The Flaming Lips Have Postponed Their Giant Plastic Bubble Concerts

Wayne Coyne says Oklahoma City's COVID case count is "worse here than it's ever been"

BY Calum SlingerlandPublished Dec 1, 2020

Last month, the Flaming Lips announced plans to bring Wayne Coyne's stage schtick to their audience, placing ticketholders inside their own plastic bubbles for a COVID-safe concert. However, the band have now postponed their shows.

On social media, the Lips confirmed that performances set for December 11 and 12 at Oklahoma City's the Criterion venue have now been moved to January 22 and 23, respectively. The move comes as a coronavirus case numbers continue to climb in the Oklahoma metro area.

Coyne explained to Rolling Stone that over the last week, the state has averaged 2,839 new cases per day, telling the publication, "It's worse here than it's ever been."

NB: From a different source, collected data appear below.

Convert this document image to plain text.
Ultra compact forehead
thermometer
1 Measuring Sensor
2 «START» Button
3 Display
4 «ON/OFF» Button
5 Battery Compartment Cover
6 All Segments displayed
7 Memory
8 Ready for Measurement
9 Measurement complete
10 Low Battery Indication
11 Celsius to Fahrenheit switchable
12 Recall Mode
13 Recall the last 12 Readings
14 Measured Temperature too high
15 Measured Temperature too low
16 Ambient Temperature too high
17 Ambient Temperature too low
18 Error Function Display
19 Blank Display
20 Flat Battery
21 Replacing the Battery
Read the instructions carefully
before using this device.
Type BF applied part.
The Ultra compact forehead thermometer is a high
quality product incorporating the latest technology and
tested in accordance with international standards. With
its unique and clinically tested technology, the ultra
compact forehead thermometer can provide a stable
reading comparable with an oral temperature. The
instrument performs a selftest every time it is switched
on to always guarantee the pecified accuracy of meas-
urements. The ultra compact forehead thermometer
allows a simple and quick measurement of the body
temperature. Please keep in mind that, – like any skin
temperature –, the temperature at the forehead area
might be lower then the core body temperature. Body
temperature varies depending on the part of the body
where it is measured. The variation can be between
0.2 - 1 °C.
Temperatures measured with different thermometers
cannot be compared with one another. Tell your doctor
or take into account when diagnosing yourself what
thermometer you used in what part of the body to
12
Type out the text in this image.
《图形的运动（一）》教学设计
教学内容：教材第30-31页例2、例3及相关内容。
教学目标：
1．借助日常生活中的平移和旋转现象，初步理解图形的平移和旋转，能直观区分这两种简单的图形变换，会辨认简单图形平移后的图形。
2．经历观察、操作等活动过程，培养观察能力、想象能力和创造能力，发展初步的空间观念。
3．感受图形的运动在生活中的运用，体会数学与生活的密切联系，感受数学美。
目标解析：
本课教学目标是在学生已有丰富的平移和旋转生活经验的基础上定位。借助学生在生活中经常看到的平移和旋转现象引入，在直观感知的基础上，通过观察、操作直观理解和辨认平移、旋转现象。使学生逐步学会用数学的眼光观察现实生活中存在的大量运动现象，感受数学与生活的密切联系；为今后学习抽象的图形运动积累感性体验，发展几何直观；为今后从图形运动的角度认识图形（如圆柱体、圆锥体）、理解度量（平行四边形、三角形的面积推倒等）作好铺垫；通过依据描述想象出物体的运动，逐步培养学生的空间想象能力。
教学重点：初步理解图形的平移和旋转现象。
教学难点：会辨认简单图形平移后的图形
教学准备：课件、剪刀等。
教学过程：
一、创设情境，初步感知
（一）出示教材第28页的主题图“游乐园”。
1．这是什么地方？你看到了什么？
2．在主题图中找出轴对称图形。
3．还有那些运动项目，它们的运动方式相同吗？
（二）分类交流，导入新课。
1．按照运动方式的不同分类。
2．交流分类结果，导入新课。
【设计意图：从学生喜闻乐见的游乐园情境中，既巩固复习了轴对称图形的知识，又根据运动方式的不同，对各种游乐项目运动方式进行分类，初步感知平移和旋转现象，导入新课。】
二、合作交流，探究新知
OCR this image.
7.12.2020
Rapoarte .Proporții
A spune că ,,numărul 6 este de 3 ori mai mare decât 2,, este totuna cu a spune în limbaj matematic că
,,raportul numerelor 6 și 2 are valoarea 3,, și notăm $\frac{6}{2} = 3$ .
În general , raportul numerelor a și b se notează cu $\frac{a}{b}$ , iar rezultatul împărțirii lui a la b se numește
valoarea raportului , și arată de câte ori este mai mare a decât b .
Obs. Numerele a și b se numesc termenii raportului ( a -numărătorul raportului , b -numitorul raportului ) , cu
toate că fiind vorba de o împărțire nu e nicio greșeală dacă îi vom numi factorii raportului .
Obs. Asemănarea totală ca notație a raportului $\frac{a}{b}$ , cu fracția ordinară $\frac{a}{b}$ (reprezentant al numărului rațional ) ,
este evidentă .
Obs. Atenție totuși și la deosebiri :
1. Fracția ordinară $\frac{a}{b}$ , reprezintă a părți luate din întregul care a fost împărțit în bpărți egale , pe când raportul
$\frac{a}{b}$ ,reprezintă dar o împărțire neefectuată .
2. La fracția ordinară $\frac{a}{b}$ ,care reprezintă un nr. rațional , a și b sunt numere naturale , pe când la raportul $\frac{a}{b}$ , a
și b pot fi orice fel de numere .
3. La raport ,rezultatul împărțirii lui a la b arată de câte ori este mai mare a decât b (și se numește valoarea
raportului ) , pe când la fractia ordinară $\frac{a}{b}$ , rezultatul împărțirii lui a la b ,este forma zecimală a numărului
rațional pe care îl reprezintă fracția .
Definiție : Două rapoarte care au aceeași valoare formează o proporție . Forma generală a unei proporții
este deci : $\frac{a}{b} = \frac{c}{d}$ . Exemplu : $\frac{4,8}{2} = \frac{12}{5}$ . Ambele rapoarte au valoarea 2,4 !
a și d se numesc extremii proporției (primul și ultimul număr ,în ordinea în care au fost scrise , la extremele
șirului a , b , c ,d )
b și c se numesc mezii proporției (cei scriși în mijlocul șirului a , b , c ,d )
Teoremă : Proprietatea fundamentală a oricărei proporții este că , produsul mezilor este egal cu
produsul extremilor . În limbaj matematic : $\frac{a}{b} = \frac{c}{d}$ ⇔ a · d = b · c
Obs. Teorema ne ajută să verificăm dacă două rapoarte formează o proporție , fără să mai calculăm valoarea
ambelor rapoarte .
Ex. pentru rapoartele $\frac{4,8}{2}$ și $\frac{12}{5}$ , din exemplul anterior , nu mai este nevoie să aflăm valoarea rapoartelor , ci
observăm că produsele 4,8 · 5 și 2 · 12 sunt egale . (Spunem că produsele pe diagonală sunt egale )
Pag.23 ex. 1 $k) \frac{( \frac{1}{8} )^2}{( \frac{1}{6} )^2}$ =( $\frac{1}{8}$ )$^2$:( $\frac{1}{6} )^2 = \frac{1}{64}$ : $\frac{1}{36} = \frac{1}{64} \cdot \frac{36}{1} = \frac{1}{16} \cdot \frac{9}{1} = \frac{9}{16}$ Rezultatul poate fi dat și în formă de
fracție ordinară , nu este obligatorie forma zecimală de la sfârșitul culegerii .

"We know of an emergency room worker just a couple of nights ago who said someone came in, and they didn't have any place for them, and they died, and they shouldn't have died. They were a young person," Coyne shared. "The mayor is advising us, 'Let's not get together in big groups' … I think we're just feeling like this is going against what our concerts are really about."

Having tried out the bubble method earlier this year — something that was displayed in the Lips' "Assassins of Youth" video — Coyne also considered the potential of travel despite the bubble concerts being "safer than going to the grocery store."

"If you have to get on a plane, find a hotel — that's a lot of areas that aren't our concert," the frontman explained. "So we're hoping by the third week in January that all this activity around New Year's Eve and Christmas will have started to play out. Then we might be able to be in a stable position when we can say, 'Let's try to do these space bubble concerts.'"

Coyne added, "I don't want anybody to think this is some kind of fucking freak party. It's a very restricted, weird event. But the weirdness is so we can enjoy a concert before putting our families and everybody at risk. And I think it can actually work, but just not when it's this serious here."

The Flaming Lips shared their 16th studio album American Head in September.